The idea of a continuous stream of particles flowing outward from the Sun was first suggested by British astronomer Richard Carrington in 1859. A century later, physicist Eugene Parker said that comet tails always point away from the Sun simply because a “solar wind,” as he called it, pushes on them. Parker was widely ridiculed, and yet in the very next year the Soviet Luna I spacecraft detected such particles whizzing a million miles an hour. Nowadays the solar wind is routinely monitored by a fleet of spacecraft.
It has been assumed for decades that this wind eventually meets its match far beyond Pluto, where it encounters incoming atomic particles from the stars. The place where the two collide is called the heliopause. Signs of its existence have been detected by the Voyager spacecraft now speeding away far beyond Pluto. Astronomers think Voyager 1 will fully encounter this true edge to the solar system in 2015 when it is 133 Astronomical Units (Earth/Sun distances) away.

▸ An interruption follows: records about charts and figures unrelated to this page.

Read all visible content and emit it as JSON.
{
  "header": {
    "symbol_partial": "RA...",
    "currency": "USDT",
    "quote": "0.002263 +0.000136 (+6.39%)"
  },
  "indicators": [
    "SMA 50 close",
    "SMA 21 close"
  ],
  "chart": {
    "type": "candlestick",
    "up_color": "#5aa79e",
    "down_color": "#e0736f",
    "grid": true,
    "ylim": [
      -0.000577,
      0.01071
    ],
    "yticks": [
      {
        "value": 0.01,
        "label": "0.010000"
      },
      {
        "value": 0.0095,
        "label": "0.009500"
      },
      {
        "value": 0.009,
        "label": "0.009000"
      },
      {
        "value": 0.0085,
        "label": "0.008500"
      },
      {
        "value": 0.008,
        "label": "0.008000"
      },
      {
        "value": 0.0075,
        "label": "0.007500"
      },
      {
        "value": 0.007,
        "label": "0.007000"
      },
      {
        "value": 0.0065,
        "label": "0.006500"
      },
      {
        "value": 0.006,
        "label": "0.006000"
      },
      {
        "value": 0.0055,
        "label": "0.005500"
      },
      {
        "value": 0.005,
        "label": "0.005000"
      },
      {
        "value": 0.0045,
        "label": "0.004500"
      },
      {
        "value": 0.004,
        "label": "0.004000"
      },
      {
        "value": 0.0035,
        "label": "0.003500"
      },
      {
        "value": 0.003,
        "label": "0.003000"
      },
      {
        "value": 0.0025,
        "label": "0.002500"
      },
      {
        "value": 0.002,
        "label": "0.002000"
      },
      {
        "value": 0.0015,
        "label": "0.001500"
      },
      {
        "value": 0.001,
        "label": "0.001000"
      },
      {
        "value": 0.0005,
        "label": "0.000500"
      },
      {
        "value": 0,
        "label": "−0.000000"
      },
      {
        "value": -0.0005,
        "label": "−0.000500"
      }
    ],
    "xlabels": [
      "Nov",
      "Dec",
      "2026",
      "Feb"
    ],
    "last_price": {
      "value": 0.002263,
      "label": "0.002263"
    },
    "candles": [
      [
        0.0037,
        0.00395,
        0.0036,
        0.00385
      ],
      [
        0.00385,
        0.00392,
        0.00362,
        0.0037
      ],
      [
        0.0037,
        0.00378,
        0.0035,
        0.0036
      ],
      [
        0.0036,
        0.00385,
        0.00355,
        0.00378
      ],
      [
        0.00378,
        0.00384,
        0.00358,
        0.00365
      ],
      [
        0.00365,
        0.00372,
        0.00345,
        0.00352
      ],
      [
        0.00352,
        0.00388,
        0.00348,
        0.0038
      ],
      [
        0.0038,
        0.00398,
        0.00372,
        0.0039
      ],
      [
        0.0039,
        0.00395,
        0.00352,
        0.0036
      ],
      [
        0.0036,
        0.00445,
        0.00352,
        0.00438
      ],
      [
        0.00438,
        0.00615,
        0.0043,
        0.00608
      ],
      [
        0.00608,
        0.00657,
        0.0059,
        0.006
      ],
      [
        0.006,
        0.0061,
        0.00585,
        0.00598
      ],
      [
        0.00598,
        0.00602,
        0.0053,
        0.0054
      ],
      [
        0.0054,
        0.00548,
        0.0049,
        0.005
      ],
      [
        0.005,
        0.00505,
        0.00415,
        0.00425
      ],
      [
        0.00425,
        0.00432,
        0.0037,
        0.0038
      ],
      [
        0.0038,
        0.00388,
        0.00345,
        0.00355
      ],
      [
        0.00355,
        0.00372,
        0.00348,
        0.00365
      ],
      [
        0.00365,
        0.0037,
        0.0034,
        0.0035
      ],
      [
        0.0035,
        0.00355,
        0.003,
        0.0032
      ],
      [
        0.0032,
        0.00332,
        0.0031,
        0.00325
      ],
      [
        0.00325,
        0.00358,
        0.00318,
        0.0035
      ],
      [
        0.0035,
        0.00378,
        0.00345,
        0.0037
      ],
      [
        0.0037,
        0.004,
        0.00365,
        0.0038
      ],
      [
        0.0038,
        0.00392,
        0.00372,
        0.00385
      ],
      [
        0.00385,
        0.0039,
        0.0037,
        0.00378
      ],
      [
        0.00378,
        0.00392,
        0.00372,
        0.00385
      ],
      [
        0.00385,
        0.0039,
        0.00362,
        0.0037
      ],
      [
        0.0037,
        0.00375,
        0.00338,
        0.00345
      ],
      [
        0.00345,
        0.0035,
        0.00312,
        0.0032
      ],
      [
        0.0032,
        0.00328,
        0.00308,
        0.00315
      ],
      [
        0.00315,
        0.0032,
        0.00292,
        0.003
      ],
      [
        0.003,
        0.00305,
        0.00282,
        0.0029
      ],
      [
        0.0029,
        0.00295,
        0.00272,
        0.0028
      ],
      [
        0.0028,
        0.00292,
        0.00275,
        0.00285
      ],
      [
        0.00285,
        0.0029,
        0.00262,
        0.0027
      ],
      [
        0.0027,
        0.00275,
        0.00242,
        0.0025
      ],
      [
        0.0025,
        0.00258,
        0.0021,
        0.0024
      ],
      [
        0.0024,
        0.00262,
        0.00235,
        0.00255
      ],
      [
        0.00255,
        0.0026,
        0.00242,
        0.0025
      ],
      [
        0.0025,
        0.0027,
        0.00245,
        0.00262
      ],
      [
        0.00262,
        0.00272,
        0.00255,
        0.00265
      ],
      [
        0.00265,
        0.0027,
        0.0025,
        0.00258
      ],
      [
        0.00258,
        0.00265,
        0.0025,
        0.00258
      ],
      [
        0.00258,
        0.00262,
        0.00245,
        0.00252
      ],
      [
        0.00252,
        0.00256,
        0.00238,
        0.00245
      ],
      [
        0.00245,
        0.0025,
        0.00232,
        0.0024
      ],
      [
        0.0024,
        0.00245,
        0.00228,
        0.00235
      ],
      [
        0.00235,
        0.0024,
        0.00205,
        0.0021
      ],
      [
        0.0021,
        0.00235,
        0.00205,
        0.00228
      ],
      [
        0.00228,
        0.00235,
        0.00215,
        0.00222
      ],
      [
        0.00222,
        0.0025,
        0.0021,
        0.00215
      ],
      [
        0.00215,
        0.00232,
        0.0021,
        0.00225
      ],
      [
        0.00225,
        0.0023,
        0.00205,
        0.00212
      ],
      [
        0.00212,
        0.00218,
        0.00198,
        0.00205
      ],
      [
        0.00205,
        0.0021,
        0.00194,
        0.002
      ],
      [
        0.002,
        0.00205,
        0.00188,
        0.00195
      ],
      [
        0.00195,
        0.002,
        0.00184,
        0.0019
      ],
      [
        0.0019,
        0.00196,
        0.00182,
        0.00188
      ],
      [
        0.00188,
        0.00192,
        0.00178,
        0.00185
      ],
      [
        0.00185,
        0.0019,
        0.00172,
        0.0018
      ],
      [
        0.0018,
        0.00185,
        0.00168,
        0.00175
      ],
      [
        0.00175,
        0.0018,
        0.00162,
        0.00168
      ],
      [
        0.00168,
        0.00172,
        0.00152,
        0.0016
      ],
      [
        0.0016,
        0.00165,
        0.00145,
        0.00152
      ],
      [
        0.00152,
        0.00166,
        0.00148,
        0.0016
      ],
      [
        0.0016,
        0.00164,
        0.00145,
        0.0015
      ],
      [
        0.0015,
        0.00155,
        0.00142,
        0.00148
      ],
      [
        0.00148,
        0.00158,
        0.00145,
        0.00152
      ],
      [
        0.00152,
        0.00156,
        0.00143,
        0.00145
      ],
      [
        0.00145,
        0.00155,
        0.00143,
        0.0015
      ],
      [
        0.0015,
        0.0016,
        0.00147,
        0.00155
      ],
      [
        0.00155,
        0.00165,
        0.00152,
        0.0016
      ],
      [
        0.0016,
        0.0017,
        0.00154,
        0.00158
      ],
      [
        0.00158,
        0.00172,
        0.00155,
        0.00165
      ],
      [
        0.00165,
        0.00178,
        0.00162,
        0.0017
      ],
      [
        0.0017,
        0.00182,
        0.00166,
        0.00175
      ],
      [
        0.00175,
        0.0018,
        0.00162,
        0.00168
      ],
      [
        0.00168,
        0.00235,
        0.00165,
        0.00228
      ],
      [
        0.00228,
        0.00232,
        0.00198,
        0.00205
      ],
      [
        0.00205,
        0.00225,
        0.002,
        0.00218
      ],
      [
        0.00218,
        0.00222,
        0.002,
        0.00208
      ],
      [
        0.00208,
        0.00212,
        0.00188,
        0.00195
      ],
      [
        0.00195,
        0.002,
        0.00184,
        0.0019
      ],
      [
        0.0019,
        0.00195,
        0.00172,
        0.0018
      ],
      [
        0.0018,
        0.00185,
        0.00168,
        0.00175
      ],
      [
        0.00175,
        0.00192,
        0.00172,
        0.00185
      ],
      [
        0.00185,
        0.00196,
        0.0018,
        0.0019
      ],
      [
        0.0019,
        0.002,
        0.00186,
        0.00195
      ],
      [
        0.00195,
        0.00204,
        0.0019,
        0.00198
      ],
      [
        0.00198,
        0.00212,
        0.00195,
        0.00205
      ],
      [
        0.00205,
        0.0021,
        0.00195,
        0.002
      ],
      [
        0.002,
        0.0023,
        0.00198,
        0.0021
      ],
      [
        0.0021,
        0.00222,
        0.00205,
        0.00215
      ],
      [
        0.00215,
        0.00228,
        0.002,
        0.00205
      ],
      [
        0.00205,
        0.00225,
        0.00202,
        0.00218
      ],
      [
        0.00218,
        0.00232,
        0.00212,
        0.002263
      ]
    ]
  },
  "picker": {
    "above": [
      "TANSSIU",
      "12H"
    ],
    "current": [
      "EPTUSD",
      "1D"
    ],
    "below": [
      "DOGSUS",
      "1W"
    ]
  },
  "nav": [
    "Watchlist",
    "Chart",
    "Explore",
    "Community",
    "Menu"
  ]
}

It is this still-mysterious heliopause that the NASA’s Interstellar Boundary Explorer (or IBEX) spacecraft was designed to study. But no one was prepared for the huge ribbon of fast-moving material that it detected in 2009, when it created the first all-sky map of energetic neutral atoms beyond the solar system’s fringe. This area, the spacecraft astoundingly reported, is dominated by a strange, enormous arclike feature soon dubbed the Ribbon.
The Ribbon is not just sitting there; it’s coming toward us. Many space physicists believe that the Ribbon is the result of the solar wind encountering the galaxy’s magnetic field, which then forces the charged particles to change direction, essentially reflecting them back. Along the way, the protons pick up stray electrons to create neutral high-speed atoms that continue inward. In other words, the Ribbon is an echo – an echo of our Sun.
A newer hypothesis ignores the Sun completely, and claims that as we orbit around the center of the Milky Way, our solar system is now traversing a cloud of energetic hydrogen gas about ten light-years across. This in turn is imbedded within a much-larger nebula of intensely hot gas called the Local Bubble. To see this so clearly and so closely would mean that the Sun and Earth are about to penetrate the thicker of the masses – probably within the next century. If true, our world is now poised to enter a million-degree cloud of interstellar gas, the probable remnant of one or more supernova explosions that went off just a few million years ago.
If so, the IBEX Ribbon is an alignment of gaseous boundaries, and we’re positioned just right to be sighting along its edge. If you blow a bubble, you barely see its center but easily observe its round outline; so, similarly, we’re now within a mere 93 billion miles of the boundary as we prepare to penetrate the thin hot gas, possibly in the lifetimes of our children.
It won’t be Armageddon. The Earth and Sun have already gone in and out of such hot nebulae in the past. Once we’re inside, the heliosphere may get pushed inward and shrink a bit. Cosmic radiation levels may rise slightly. Mutation and cancer rates may climb a bit. Future colonists on Mars or the Moon may need even more radiation protection than is now envisioned.
If this view is correct, the IBEX Ribbon is our first “red alert” of things to come.